The 1902 Fredonia Runabout was a runabout model. It could seat 2 passengers and sold for $1000. The flat-mounted water-cooled single-cylinder engine, situated at the center of the car, produced 9 hp (6.7 kW). The channel steel-framed car weighed 1300 lb (590 kg) and used full elliptic springs. The wheelbase was 72 inches and the car had a stop speed of 30 miles an hour.

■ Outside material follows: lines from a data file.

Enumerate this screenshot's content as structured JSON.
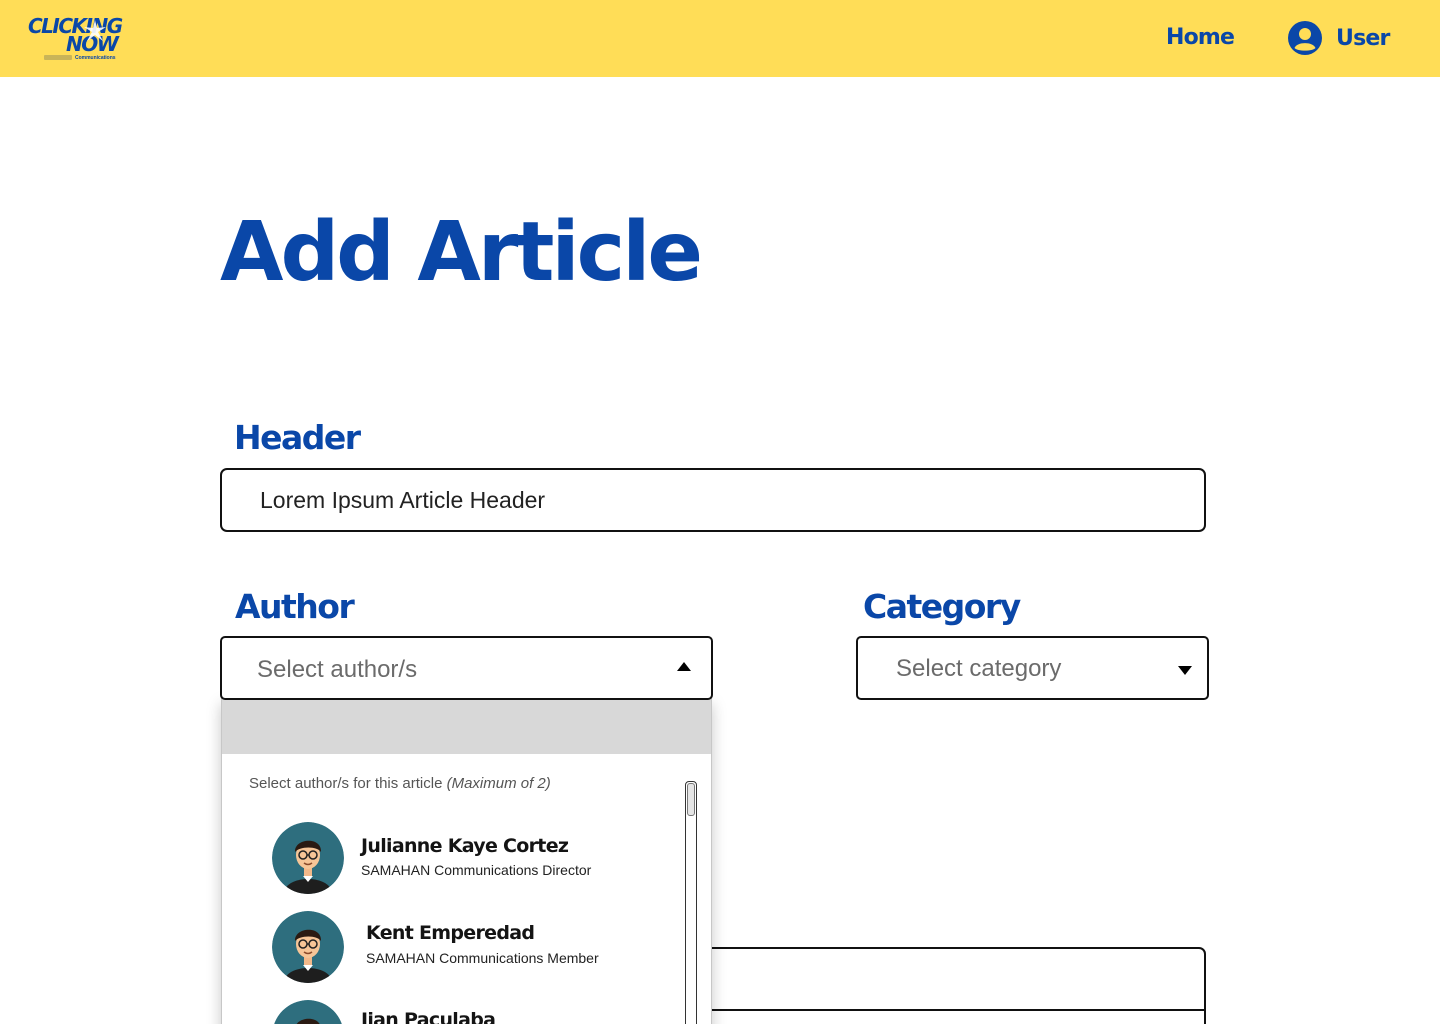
{
  "nav": {
    "logo_line1": "CLICKING",
    "logo_line2": "NOW",
    "logo_tagline": "Communications",
    "home_label": "Home",
    "user_label": "User"
  },
  "page": {
    "title": "Add Article"
  },
  "form": {
    "header_label": "Header",
    "header_value": "Lorem Ipsum Article Header",
    "author_label": "Author",
    "author_placeholder": "Select author/s",
    "category_label": "Category",
    "category_placeholder": "Select category"
  },
  "author_dropdown": {
    "hint": "Select author/s for this article",
    "hint_note": "(Maximum of 2)",
    "authors": [
      {
        "name": "Julianne Kaye Cortez",
        "role": "SAMAHAN Communications Director"
      },
      {
        "name": "Kent Emperedad",
        "role": "SAMAHAN Communications Member"
      },
      {
        "name": "Jian Paculaba",
        "role": ""
      }
    ]
  },
  "colors": {
    "brand_yellow": "#FFDD57",
    "brand_blue": "#0A47A8",
    "avatar_bg": "#2E6E7E",
    "dropdown_band": "#D8D8D8"
  },
  "icons": {
    "user": "user-circle-icon",
    "author_caret": "caret-up-icon",
    "category_caret": "caret-down-icon",
    "avatar": "avatar-icon"
  }
}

The 1903 Fredonia Tonneau No. 2 was introduced in early 1903, and it could seat 5 passengers and sold for $1250. The flat-mounted water-cooled single-cylinder engine, situated amidships of the car, produced 10 hp (7.5 kW). A 2-speed planetary transmission was fitted as on the Ford Model A and other Detroit cars of the time. The channel steel-framed car weighed 1650 lb (748 kg) and used full elliptic springs like the Runabout. top speed was 25 miles an hour. In 1904 the single cylinder 10 hp engine would be either replaced or supplemented by a 2-cylinder 12 hp engine.

The 1904 Fredonia Touring Car. For 1904 a new model would be added to the lineup, a two-seat touring car. It would use the same engine as the Runabout but the engine would be in the front as opposed to the rear engine runabout.